Wie viele kommen wirklich über Albanien?
Bosnien-Herzegowina ist die neue Durchgangsstation für Flüchtlinge am Balkan.
Die Zelte sind verschwunden, die ungewollten Reisenden geblieben. Auch nach Räumung des Flüchtlingscamps gegenüber der wieder aufgebauten Vijec´nica-Bibliothek im Mai sind die Gruppen junger Männer mit den müden Gesichtern und kleinen Rucksäcken in Bosniens Hauptstadt Sarajevo allgegenwärtig.
Wegen Spannungen in Kaschmir habe er seinen Besitz verkauft und die Heimat verlassen, erzählt der Pakistani Mohamed Zaid. Von Serbien sei er dieser Tage nach Bosnien gelangt. Über Kroatien und Slowenien wolle er sein Ziel Italien erreichen: „Ich will dort einfach leben und arbeiten.“
Die 2016 offiziell geschlossene Balkanroute hat sich nach Süden verschoben. Und ausgerechnet der noch immer von den Folgen des Bosnienkriegs (1992–95) gezeichnete Vielvölkerstaat Bosnien ist für die Transitmigranten zu einer der wichtigsten Durchgangsstationen auf dem anvisierten Weg nach Westen mutiert.
Die meisten reisen über Griechenland, Albanien und Montenegro ein. Dazu kommen in Serbien Gestrandete, die wegen Ungarns Grenzzaun und der verschärften Überwachung der kroatischserbischen Grenze nun über den Umweg Bosnien in den Westen gelangen wollen: Vom ostbosnischen Bihac´ hoffen sie, über Kroatien ins nahe Schengenland Slowenien und nach Westen zu gelangen.
Allein in den ersten Monaten 2018 habe sich die Zahl der registrierten Immigranten „um 600 bis 700 Prozent erhöht“, tönt Sicherheitsminister Dragan Mektic´: „Aber sie können nicht bleiben.“In absoluten Zahlen klingt der Zuwachs weniger dramatisch. Wurden 2016 in Bosnien weniger als 100 Immigranten aufgegriffen, waren es 2017 800 – und in den ersten Monaten 2018 rund 2000 Flüchtlinge.

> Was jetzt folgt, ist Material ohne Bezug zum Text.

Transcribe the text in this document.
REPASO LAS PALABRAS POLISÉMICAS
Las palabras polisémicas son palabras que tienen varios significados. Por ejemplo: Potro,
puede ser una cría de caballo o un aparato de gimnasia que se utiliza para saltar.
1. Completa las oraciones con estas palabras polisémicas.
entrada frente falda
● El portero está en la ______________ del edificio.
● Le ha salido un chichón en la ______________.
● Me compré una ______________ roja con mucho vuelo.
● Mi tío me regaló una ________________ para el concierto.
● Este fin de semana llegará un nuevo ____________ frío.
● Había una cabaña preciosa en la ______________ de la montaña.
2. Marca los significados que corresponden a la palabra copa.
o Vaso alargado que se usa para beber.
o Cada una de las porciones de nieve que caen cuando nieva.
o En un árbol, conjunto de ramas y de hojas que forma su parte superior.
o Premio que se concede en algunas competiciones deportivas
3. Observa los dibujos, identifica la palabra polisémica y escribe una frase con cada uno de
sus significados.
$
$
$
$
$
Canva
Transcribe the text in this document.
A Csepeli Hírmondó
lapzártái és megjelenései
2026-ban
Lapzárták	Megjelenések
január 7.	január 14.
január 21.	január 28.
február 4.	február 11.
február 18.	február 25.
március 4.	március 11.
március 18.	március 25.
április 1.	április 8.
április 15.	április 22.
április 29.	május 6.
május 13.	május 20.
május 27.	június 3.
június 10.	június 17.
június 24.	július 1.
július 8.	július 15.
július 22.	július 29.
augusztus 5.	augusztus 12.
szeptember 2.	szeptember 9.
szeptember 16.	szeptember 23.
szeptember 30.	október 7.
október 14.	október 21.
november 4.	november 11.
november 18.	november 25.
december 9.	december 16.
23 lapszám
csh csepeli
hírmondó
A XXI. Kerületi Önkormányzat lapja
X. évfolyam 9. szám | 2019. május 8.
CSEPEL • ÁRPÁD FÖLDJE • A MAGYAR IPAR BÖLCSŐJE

dürfte wegen der schwer zu überwachenden Staatsgrenzen erheblich höher liegen. Doch ob es täglich 50 oder 150 Neuankömmlinge sind, die nach völlig konträren Angaben der Grenzpolizei, des UNHCR-Flüchtlingswerks und nationaler Flüchtlingsbehörden auf Bosniens Territorium gelangen: Mit der Flüchtlingskrise von 2015/16, auf deren Höhepunkt täglich über 10.000 Menschen über die damals über Mazedonien und Serbien laufende Balkanroute nach Westeuropa gelangten, ist Bosniens aktuelle Migrationskrise nicht zu vergleichen. Trotzdem zeigt sich das dysfunktionale Staatskonstrukt mit der Unterbringung einiger Hundert offizieller Asylwerber überfordert. Den geschätzten 1500 bis 2000 Migranten, die im Land sein sollen, stehen wenige Hundert Lagerplätze gegenüber.
Besorgt reagieren alle Staaten der Region auf die wieder steigenden Flüchtlingszahlen an der türkisch-griechischen Grenze, wo in den ersten zwei Mai-Wochen 660 Neuankömmlinge registriert wurden. Egal, wie die Balkanroute gerade verläuft: Steigende Flüchtlingszahlen in Griechenland bekommen alle Anrainer zu spüren. Auch wenn mit einer Wiederholung der Krise von 2015 derzeit nicht zu rechnen ist.